L’adhésion d’un pays au partenariat n’offre donc aucune assurance sur les efforts et résultats en termes de gouvernance ouverte. Mais l’initiative propose un outil innovant de dialogue et de réforme multi-acteurs dont nous devrions nous saisir. De plus, en adhérant à l’initiative, la France reconnait que ses citoyens sont en droit d’être mieux impliqués dans les décisions publiques. À nous donc de faire valoir nos droits.

Une gouvernance ouverte est fondée sur le partage et la réutilisation des informations publiques. Cela suppose des citoyens capables d’appréhender les informations, de leur donner du sens et de les communiquer. Ces enjeux représentent la raison d’être de notre association.
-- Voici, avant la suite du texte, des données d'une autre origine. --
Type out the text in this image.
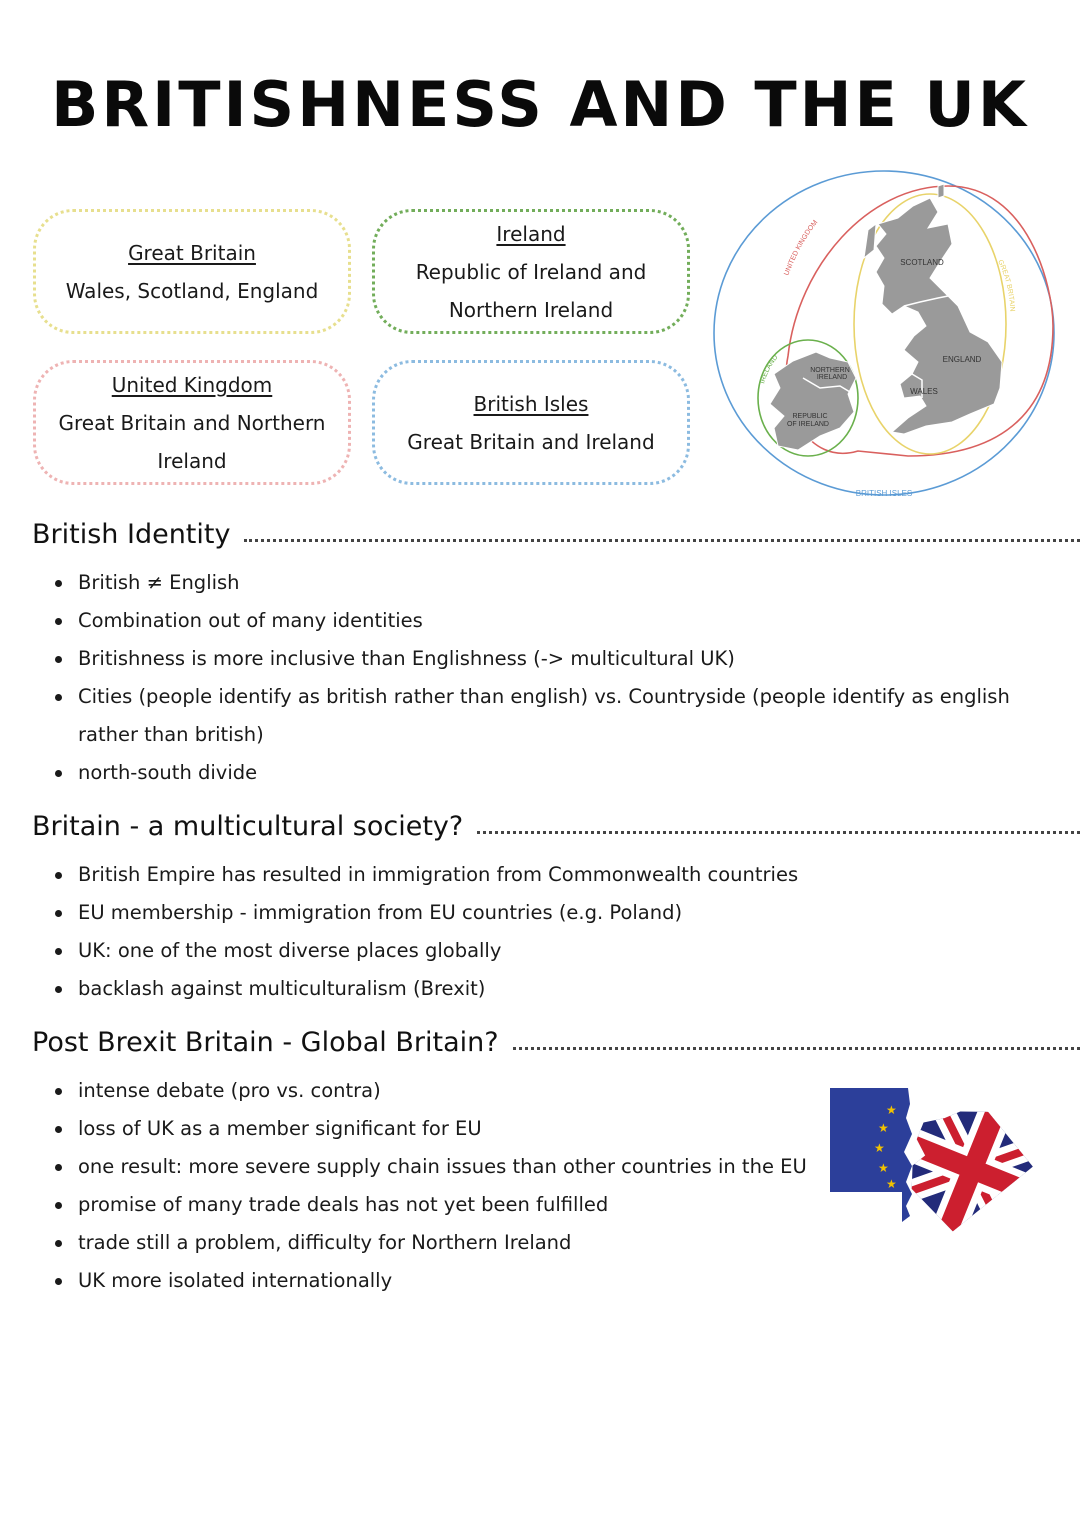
BRITISHNESS AND THE UK
Great Britain
Wales, Scotland, England
Ireland
Republic of Ireland and Northern Ireland
United Kingdom
Great Britain and Northern Ireland
British Isles
Great Britain and Ireland
SCOTLAND
ENGLAND
WALES
NORTHERN
IRELAND
REPUBLIC
OF IRELAND
UNITED KINGDOM
GREAT BRITAIN
IRELAND
BRITISH ISLES
British Identity
British ≠ English
Combination out of many identities
Britishness is more inclusive than Englishness (-> multicultural UK)
Cities (people identify as british rather than english) vs. Countryside (people identify as english rather than british)
north-south divide
Britain - a multicultural society?
British Empire has resulted in immigration from Commonwealth countries
EU membership - immigration from EU countries (e.g. Poland)
UK: one of the most diverse places globally
backlash against multiculturalism (Brexit)
Post Brexit Britain - Global Britain?
intense debate (pro vs. contra)
loss of UK as a member significant for EU
one result: more severe supply chain issues than other countries in the EU
promise of many trade deals has not yet been fulfilled
trade still a problem, difficulty for Northern Ireland
UK more isolated internationally
★
★
★
★
★
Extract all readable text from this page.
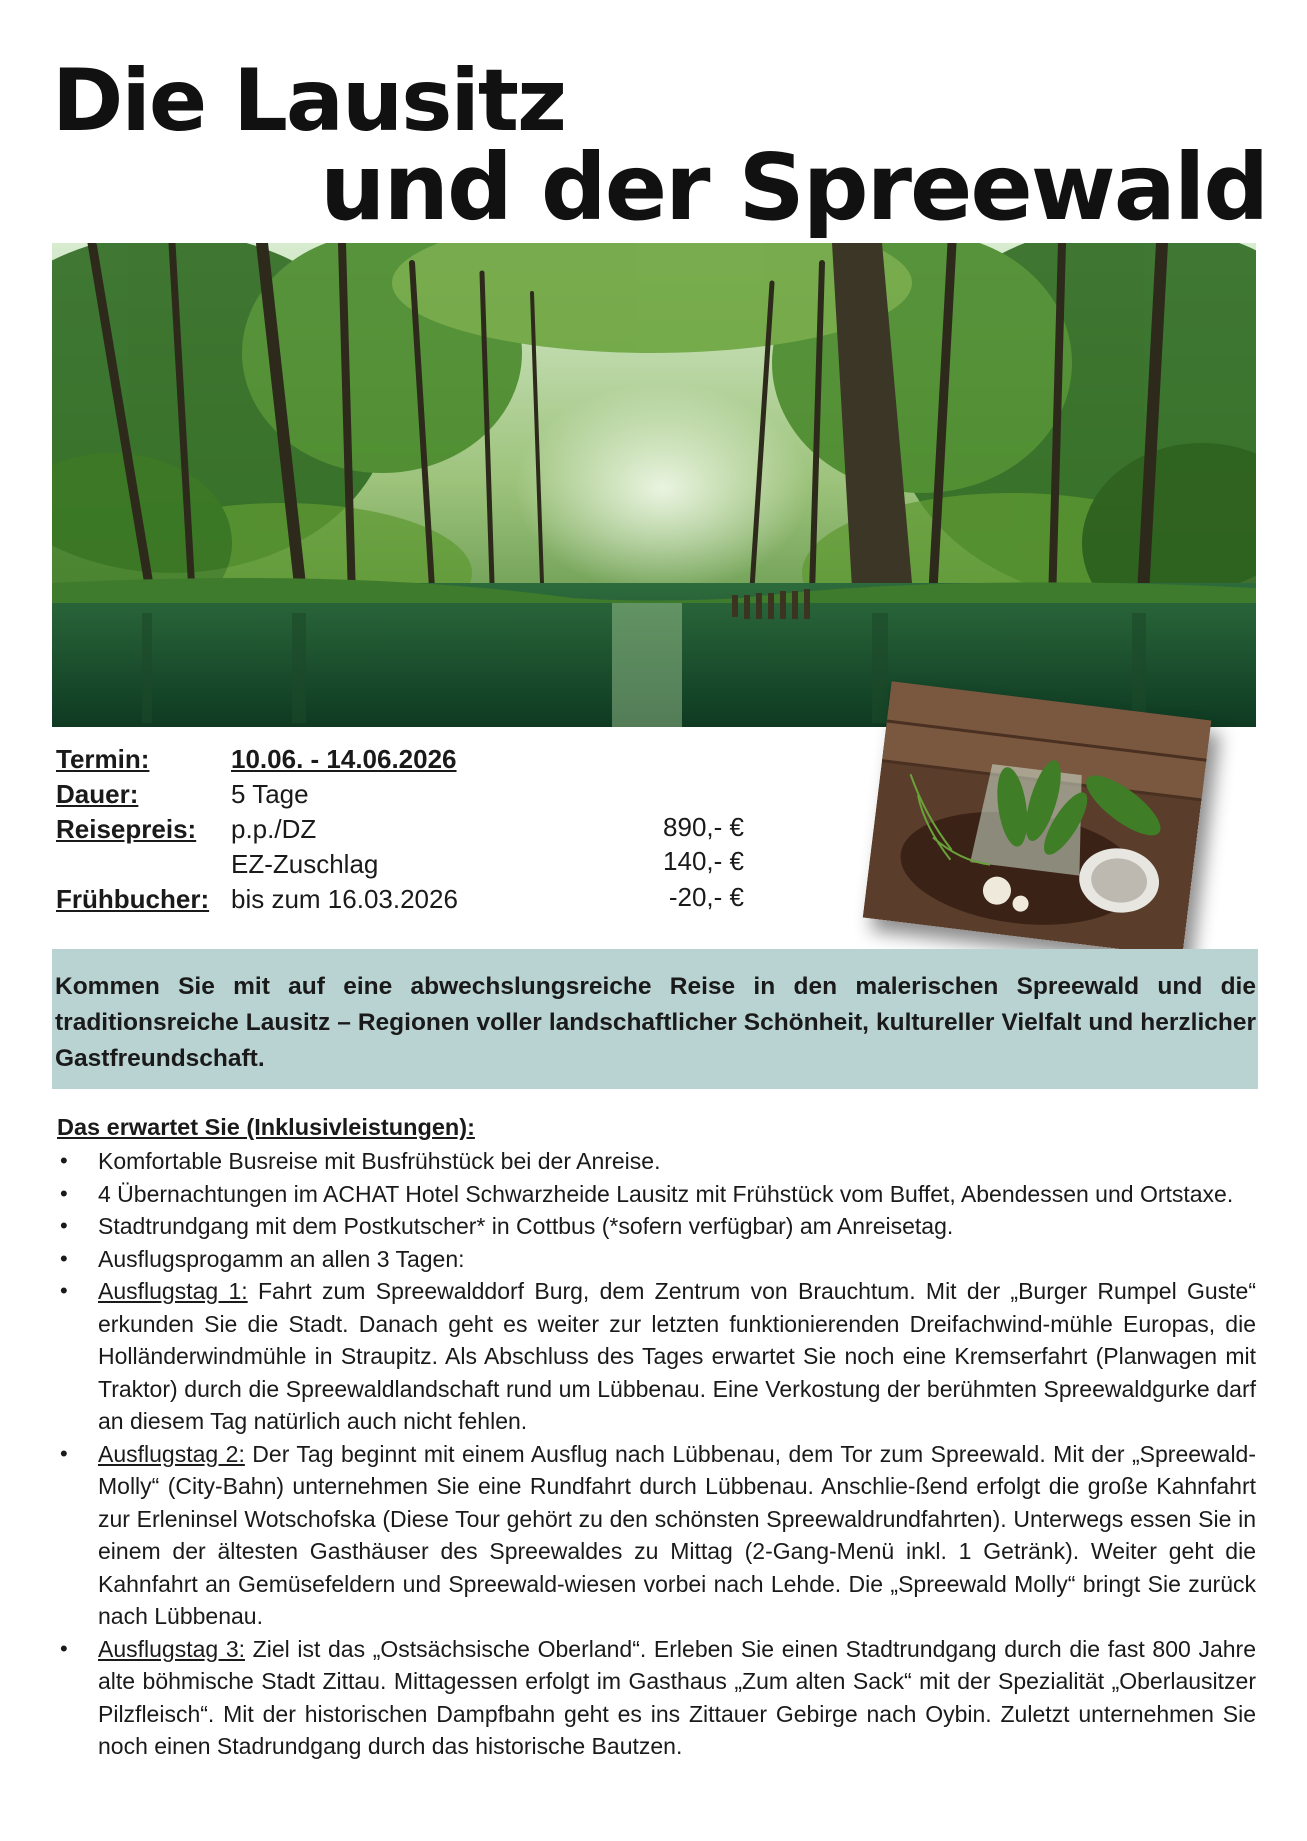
Die Lausitz
und der Spreewald
Termin:	10.06. - 14.06.2026
Dauer:	5 Tage
Reisepreis: p.p./DZ	890,- €
EZ-Zuschlag	140,- €
Frühbucher: bis zum 16.03.2026	-20,- €
Kommen Sie mit auf eine abwechslungsreiche Reise in den malerischen Spreewald und die traditionsreiche Lausitz – Regionen voller landschaftlicher Schönheit, kultureller Vielfalt und herzlicher Gastfreundschaft.
Das erwartet Sie (Inklusivleistungen):
• Komfortable Busreise mit Busfrühstück bei der Anreise.
• 4 Übernachtungen im ACHAT Hotel Schwarzheide Lausitz mit Frühstück vom Buffet, Abendessen und Ortstaxe.
• Stadtrundgang mit dem Postkutscher* in Cottbus (*sofern verfügbar) am Anreisetag.
• Ausflugsprogamm an allen 3 Tagen:
• Ausflugstag 1: Fahrt zum Spreewalddorf Burg, dem Zentrum von Brauchtum. Mit der „Burger Rumpel Guste“ erkunden Sie die Stadt. Danach geht es weiter zur letzten funktionierenden Dreifachwind-mühle Europas, die Holländerwindmühle in Straupitz. Als Abschluss des Tages erwartet Sie noch eine Kremserfahrt (Planwagen mit Traktor) durch die Spreewaldlandschaft rund um Lübbenau. Eine Verkostung der berühmten Spreewaldgurke darf an diesem Tag natürlich auch nicht fehlen.
• Ausflugstag 2: Der Tag beginnt mit einem Ausflug nach Lübbenau, dem Tor zum Spreewald. Mit der „Spreewald-Molly“ (City-Bahn) unternehmen Sie eine Rundfahrt durch Lübbenau. Anschlie-ßend erfolgt die große Kahnfahrt zur Erleninsel Wotschofska (Diese Tour gehört zu den schönsten Spreewaldrundfahrten). Unterwegs essen Sie in einem der ältesten Gasthäuser des Spreewaldes zu Mittag (2-Gang-Menü inkl. 1 Getränk). Weiter geht die Kahnfahrt an Gemüsefeldern und Spreewald-wiesen vorbei nach Lehde. Die „Spreewald Molly“ bringt Sie zurück nach Lübbenau.
• Ausflugstag 3: Ziel ist das „Ostsächsische Oberland“. Erleben Sie einen Stadtrundgang durch die fast 800 Jahre alte böhmische Stadt Zittau. Mittagessen erfolgt im Gasthaus „Zum alten Sack“ mit der Spezialität „Oberlausitzer Pilzfleisch“. Mit der historischen Dampfbahn geht es ins Zittauer Gebirge nach Oybin. Zuletzt unternehmen Sie noch einen Stadrundgang durch das historische Bautzen.
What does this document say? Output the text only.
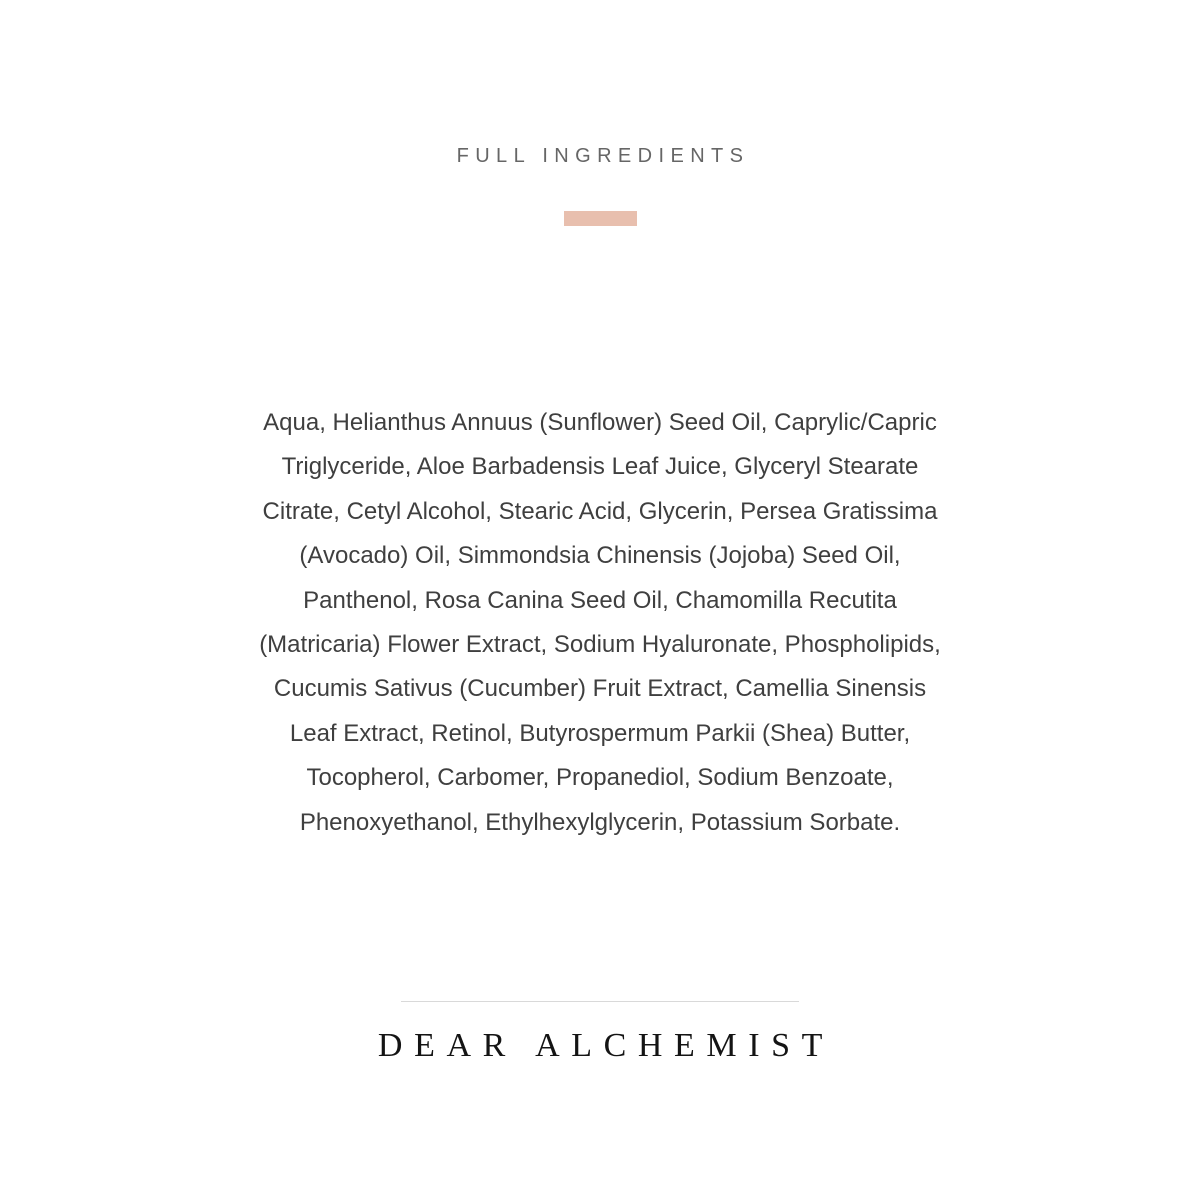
FULL INGREDIENTS

Aqua, Helianthus Annuus (Sunflower) Seed Oil, Caprylic/Capric
Triglyceride, Aloe Barbadensis Leaf Juice, Glyceryl Stearate
Citrate, Cetyl Alcohol, Stearic Acid, Glycerin, Persea Gratissima
(Avocado) Oil, Simmondsia Chinensis (Jojoba) Seed Oil,
Panthenol, Rosa Canina Seed Oil, Chamomilla Recutita
(Matricaria) Flower Extract, Sodium Hyaluronate, Phospholipids,
Cucumis Sativus (Cucumber) Fruit Extract, Camellia Sinensis
Leaf Extract, Retinol, Butyrospermum Parkii (Shea) Butter,
Tocopherol, Carbomer, Propanediol, Sodium Benzoate,
Phenoxyethanol, Ethylhexylglycerin, Potassium Sorbate.

DEAR ALCHEMIST
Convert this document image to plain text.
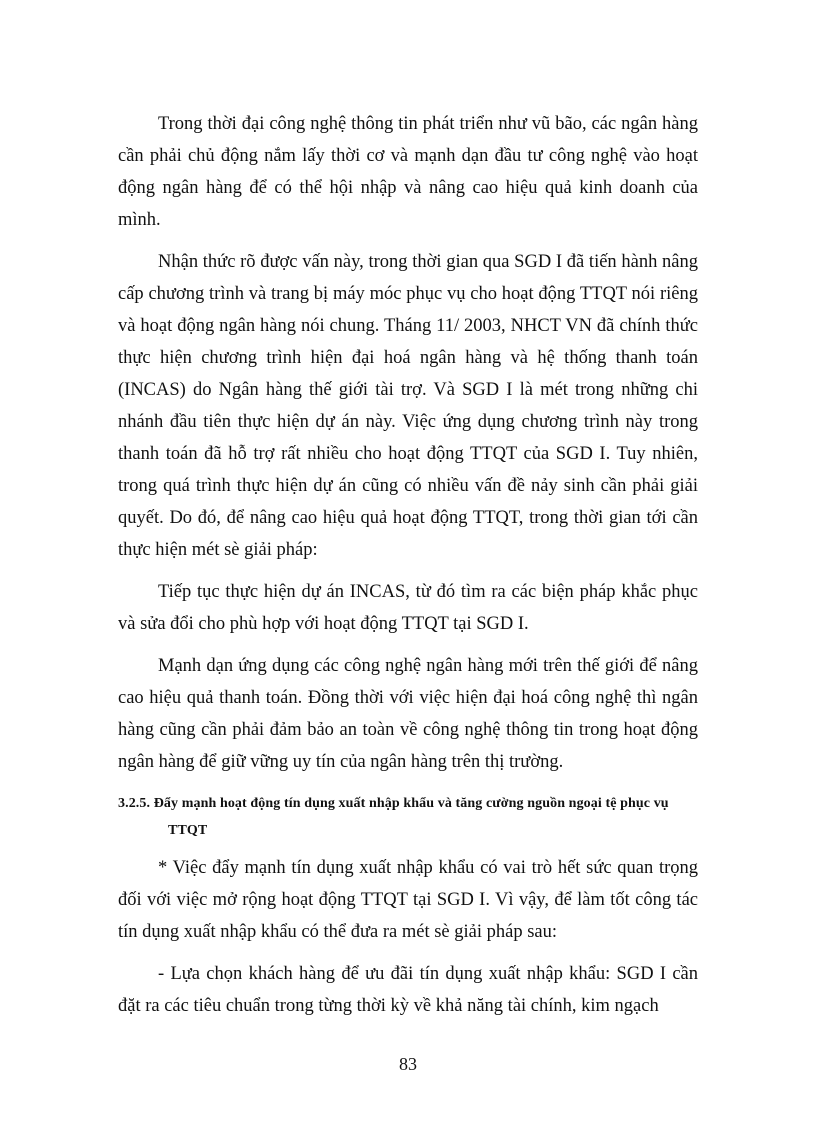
Trong thời đại công nghệ thông tin phát triển như vũ bão, các ngân hàng cần phải chủ động nắm lấy thời cơ và mạnh dạn đầu tư công nghệ vào hoạt động ngân hàng để có thể hội nhập và nâng cao hiệu quả kinh doanh của mình.

Nhận thức rõ được vấn này, trong thời gian qua SGD I đã tiến hành nâng cấp chương trình và trang bị máy móc phục vụ cho hoạt động TTQT nói riêng và hoạt động ngân hàng nói chung. Tháng 11/ 2003, NHCT VN đã chính thức thực hiện chương trình hiện đại hoá ngân hàng và hệ thống thanh toán (INCAS) do Ngân hàng thế giới tài trợ. Và SGD I là mét trong những chi nhánh đầu tiên thực hiện dự án này. Việc ứng dụng chương trình này trong thanh toán đã hỗ trợ rất nhiều cho hoạt động TTQT của SGD I. Tuy nhiên, trong quá trình thực hiện dự án cũng có nhiều vấn đề nảy sinh cần phải giải quyết. Do đó, để nâng cao hiệu quả hoạt động TTQT, trong thời gian tới cần thực hiện mét sè giải pháp:

Tiếp tục thực hiện dự án INCAS, từ đó tìm ra các biện pháp khắc phục và sửa đổi cho phù hợp với hoạt động TTQT tại SGD I.

Mạnh dạn ứng dụng các công nghệ ngân hàng mới trên thế giới để nâng cao hiệu quả thanh toán. Đồng thời với việc hiện đại hoá công nghệ thì ngân hàng cũng cần phải đảm bảo an toàn về công nghệ thông tin trong hoạt động ngân hàng để giữ vững uy tín của ngân hàng trên thị trường.

3.2.5. Đẩy mạnh hoạt động tín dụng xuất nhập khẩu và tăng cường nguồn ngoại tệ phục vụ TTQT

* Việc đẩy mạnh tín dụng xuất nhập khẩu có vai trò hết sức quan trọng đối với việc mở rộng hoạt động TTQT tại SGD I. Vì vậy, để làm tốt công tác tín dụng xuất nhập khẩu có thể đưa ra mét sè giải pháp sau:

- Lựa chọn khách hàng để ưu đãi tín dụng xuất nhập khẩu: SGD I cần đặt ra các tiêu chuẩn trong từng thời kỳ về khả năng tài chính, kim ngạch

83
Nous continuerons à y répondre.

Open Knowledge Foundation France souhaite également être force de proposition pour une gouvernance plus ouverte. Et sans attendre la définition du plan d’actions, nous pensons que la France peut d’ores et déjà agir.

C’est pourquoi nous demandons la mise en ligne au plus vite et en open data des jeux de données suivants :

  • Données sur les entreprises (registre SIRENE)
  • Données détaillées sur les dépenses publiques

Nous considérons qu’un accès libre à ces données est essentiel pour l’exercice de notre citoyenneté et le bon fonctionnement de notre société et de notre économie.

Contact Presse : contact@okfn.fr

 

[1] https://fr.okfn.org/2013/11/12/retour-sur-le-sommet-de-lopen-government-partnership/

[2] La France s’est engagée, via la charte du G8 sur l’open data, mais également à travers ses positions au niveau européen en faveur de la lutte contre l’évasion fiscale et les paradis fiscaux, à ouvrir son registre des entreprises et à y adjoindre un registre spécifique sur les détenteurs réels des entreprises.

[3] Plusieurs pays mettent désormais à disposition leurs données de dépenses publiques au niveau transactionnel, c’est à dire à un niveau de détail suffisant pour permettre l’analyse de chaque transaction monétaire effectuée (cf. Open Data Index). C’est la seule maniére pour les citoyens de pouvoir contrôler les comptes publics et la bonne exécution du budget.